Department of Chemical Engineering, Universidad de Almería, E04120 Almería, Spain; CIESOL Solar Energy Research Centre, Joint Centre University of Almería-CIEMAT, 04120 Almería, Spain.
CIESOL Solar Energy Research Centre, Joint Centre University of Almería-CIEMAT, 04120 Almería, Spain; Department of Informatics, Universidad de Almería, E04120 Almería, Spain.
Water Res. 2024 Jan 1;248:120837. doi: 10.1016/j.watres.2023.120837. Epub 2023 Nov 4.
Modelling microalgae-bacteria in wastewater treatment systems has gained significant attention in the last few years. In this study, we present an enhanced version of the ABACO model, named ABACO-2, which demonstrates improved accuracy through validation in outdoor pilot-scale systems. ABACO-2 enables the comprehensive characterization of microalgae-bacteria consortia dynamics, allowing to predict the biomass concentration (microalgae, heterotrophic bacteria, and nitrifying bacteria) and nutrient evolution. The updated version of the model incorporates new equations for nutrient coefficient yields, oxygen mass balance, and microorganism cellular decay, while significantly reducing the number of calibrated parameters, simplifying the parameter identification. Calibration and validation were performed using data from a 80 m raceway reactor operated in a semicontinuous mode over an extensive period (May to November, total of 206 days) at a fixed dilution rate of 0.2 day (corresponding to 5 days of hydraulic retention time), where untreated urban wastewater was used as culture medium. ABACO-2 exhibited robustness, accurately forecasting biomass production, population dynamics, nutrient recovery, and prevailing culture conditions across a wide range of environmental and water composition conditions. Mathematical models are essential instruments for the industrial development and optimization of microalgae-related wastewater treatment processes, thereby contributing to the sustainability of the wastewater treatment industry.

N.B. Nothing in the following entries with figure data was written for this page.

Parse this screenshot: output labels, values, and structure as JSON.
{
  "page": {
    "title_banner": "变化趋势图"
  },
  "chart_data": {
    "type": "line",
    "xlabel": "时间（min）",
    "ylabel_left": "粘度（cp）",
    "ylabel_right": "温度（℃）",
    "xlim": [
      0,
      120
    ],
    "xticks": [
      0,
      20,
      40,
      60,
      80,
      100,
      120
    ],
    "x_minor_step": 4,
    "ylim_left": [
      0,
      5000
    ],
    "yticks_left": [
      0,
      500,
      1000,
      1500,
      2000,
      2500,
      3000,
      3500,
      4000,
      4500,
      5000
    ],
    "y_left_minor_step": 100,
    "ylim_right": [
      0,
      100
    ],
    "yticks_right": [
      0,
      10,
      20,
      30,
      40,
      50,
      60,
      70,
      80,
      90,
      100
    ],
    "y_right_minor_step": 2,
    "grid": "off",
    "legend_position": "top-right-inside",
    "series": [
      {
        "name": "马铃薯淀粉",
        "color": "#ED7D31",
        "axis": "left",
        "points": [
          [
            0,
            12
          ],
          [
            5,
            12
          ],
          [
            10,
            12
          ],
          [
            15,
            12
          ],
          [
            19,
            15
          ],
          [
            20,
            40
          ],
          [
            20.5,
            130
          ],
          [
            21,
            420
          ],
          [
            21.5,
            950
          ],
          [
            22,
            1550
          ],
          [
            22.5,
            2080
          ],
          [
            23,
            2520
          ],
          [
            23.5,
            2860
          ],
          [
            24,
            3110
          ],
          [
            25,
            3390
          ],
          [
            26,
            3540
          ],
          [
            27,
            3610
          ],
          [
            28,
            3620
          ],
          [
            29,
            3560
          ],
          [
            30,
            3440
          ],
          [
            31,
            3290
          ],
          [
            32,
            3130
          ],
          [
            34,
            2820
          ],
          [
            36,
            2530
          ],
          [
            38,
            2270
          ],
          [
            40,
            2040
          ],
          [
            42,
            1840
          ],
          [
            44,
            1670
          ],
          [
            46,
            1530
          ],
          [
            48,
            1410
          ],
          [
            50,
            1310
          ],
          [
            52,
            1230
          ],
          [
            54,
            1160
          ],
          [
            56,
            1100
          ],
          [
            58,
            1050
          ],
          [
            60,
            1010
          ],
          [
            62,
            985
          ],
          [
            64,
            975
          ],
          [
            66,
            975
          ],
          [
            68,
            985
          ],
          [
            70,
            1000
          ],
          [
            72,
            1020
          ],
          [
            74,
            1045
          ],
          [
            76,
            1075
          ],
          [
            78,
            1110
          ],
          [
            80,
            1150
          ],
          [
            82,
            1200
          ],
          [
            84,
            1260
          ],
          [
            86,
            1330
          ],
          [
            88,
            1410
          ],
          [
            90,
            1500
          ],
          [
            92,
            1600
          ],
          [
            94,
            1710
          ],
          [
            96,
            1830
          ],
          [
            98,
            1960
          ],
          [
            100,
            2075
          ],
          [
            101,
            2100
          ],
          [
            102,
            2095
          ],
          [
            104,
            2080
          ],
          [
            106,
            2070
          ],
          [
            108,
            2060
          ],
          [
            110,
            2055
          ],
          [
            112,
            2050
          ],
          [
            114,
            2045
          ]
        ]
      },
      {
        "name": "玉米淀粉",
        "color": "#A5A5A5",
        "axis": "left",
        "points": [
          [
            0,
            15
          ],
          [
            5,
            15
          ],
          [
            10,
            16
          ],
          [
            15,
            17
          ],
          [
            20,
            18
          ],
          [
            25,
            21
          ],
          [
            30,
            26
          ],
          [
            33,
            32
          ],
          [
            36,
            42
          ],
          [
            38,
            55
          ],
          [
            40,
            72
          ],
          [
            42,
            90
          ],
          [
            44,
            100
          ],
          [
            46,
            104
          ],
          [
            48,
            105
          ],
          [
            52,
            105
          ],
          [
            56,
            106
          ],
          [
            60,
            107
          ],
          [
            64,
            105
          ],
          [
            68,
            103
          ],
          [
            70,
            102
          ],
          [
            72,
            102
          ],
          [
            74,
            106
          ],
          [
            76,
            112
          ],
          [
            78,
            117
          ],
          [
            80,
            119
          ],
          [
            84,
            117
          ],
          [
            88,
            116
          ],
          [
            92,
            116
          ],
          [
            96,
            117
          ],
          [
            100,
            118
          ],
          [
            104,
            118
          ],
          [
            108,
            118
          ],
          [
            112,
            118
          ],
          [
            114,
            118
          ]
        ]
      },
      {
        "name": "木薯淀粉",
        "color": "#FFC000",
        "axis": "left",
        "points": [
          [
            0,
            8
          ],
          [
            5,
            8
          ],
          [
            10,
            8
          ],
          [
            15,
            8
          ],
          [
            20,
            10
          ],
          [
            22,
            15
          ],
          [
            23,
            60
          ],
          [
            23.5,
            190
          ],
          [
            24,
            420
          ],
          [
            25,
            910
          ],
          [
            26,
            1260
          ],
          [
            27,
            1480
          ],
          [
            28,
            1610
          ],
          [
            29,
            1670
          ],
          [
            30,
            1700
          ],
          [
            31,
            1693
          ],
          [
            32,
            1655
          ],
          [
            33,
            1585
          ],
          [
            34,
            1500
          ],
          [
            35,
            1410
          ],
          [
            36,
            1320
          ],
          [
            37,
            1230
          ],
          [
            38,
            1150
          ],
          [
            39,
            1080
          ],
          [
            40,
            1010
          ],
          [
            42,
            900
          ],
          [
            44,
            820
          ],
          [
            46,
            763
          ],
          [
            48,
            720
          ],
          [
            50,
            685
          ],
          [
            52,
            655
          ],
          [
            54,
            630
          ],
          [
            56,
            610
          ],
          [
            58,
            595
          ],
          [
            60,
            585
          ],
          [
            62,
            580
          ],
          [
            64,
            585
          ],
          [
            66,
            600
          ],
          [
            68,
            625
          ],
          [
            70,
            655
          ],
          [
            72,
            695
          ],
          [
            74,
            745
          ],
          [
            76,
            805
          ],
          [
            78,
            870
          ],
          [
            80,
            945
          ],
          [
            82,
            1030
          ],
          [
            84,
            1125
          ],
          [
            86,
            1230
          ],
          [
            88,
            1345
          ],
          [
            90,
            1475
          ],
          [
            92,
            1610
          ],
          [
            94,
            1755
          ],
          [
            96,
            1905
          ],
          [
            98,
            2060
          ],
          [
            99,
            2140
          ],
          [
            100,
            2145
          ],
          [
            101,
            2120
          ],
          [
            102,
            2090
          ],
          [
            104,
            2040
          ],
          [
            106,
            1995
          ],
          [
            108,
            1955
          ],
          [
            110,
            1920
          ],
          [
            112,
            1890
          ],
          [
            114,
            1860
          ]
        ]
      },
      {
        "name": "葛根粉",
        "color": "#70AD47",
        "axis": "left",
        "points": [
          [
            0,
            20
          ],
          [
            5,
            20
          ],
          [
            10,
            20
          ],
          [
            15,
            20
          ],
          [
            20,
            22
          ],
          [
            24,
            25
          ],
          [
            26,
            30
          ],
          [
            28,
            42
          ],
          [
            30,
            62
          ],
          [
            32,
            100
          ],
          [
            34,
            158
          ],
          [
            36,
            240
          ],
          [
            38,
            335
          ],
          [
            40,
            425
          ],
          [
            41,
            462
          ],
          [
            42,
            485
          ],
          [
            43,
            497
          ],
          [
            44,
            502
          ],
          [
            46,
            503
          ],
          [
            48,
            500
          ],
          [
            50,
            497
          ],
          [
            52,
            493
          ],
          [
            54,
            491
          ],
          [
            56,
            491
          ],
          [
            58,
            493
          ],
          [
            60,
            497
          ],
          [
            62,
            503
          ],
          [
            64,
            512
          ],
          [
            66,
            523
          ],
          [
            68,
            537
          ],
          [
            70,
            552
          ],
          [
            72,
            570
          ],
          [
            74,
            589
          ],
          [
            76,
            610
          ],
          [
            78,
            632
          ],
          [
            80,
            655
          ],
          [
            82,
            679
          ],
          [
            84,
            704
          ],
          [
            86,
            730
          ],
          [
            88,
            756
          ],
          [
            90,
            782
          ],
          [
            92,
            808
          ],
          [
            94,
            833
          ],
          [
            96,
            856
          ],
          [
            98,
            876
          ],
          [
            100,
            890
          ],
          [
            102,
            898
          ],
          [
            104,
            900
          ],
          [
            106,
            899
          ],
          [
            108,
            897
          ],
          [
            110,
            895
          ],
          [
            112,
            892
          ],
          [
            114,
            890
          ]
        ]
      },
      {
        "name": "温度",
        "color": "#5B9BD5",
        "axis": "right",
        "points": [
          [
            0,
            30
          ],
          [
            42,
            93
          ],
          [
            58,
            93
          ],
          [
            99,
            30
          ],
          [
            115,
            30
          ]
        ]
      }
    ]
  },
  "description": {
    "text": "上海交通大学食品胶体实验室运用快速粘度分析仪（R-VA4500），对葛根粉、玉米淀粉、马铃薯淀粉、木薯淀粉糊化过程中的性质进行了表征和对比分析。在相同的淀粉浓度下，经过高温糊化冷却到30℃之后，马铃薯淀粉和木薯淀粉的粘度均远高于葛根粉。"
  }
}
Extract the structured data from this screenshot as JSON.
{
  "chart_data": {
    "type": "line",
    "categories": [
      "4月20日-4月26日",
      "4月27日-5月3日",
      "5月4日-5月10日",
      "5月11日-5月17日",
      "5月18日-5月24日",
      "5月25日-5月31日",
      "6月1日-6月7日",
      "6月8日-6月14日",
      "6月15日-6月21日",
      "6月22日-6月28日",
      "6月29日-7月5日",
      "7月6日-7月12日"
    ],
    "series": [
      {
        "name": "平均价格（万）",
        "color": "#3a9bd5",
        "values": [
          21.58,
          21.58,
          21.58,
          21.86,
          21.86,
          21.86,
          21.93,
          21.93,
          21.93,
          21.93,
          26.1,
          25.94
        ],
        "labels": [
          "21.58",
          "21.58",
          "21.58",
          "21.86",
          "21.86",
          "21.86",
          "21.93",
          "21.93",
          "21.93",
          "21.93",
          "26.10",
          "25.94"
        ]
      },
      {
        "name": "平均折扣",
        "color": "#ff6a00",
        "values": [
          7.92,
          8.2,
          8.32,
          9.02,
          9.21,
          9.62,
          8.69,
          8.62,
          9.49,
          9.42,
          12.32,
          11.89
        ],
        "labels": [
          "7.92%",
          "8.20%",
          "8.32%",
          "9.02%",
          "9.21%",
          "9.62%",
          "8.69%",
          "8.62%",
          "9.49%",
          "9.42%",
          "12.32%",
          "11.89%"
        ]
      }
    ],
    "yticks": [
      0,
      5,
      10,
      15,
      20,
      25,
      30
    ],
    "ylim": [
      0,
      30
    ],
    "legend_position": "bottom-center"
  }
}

在过去几年中,对污水处理系统中的微藻-细菌建模引起了极大的关注。在这项研究中,我们提出了 ABACO 模型的增强版本,称为 ABACO-2,该模型在户外中试规模系统中的验证表明其准确性得到了提高。ABACO-2 能够全面描述微藻-细菌共生体的动态,从而可以预测生物质浓度(微藻、异养细菌和硝化细菌)和营养物质的演变。该模型的更新版本包含了新的营养系数产率、氧质量平衡和微生物细胞衰减方程,同时大大减少了校准参数的数量,简化了参数识别。使用在固定稀释率为 0.2 天(相当于水力停留时间 5 天)下以未处理的城市废水为培养基的 80 m 跑道式反应器在广泛的时间段(5 月至 11 月,共 206 天)中以半连续模式运行的数据进行了模型的校准和验证。ABACO-2 表现出了稳健性,能够准确地预测生物质的产生、种群动态、营养物质的回收以及各种环境和水质条件下的流行培养条件。数学模型是微藻相关废水处理工艺的工业发展和优化的重要工具,从而有助于废水处理行业的可持续发展。